Dijo todo con gran claridad, sin mayor énfasis, sin mover un músculo de más. Terminó de hablar y le cogió una mano a Makina, se la encerró en un puño y dijo Éste es su corazón, ¿ya lo vio?
El señor Q no parpadeaba. La luz barría transversalmente el vapor de sus tazas de café, que saturaba la bóveda de un aroma amargo.
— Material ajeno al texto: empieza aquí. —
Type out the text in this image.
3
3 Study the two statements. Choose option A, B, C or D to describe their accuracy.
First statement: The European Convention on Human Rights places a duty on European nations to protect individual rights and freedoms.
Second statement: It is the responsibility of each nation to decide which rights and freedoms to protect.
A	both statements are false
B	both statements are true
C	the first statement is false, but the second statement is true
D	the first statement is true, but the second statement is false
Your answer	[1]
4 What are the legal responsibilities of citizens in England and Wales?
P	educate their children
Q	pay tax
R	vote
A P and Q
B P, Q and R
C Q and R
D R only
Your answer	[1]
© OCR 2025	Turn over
Makina dio las gracias y jarchó de ahí.
Se detuvo en el pasillo de espejos a pensar por un momento en lo que le había dicho el señor Q; a veces prefería las palabras brutas del señor Hache y sin duda el fiesterismo lento con que hablaba el señor Dobleú; pero con el señor Q no había desperdicio, era siempre como si brotaran piedras de su boca, aunque no supiera exactamente qué significaba cada una.
Miró los espejos: al frente estaba su espalda: miró detrás y sólo halló el interminable frente curvándose, como invitándola a perseguir sus umbrales. Si los cruzaba todos eventualmente llegaría, trascurvita, al mismo lugar; pero de ese lugar desconfiaba.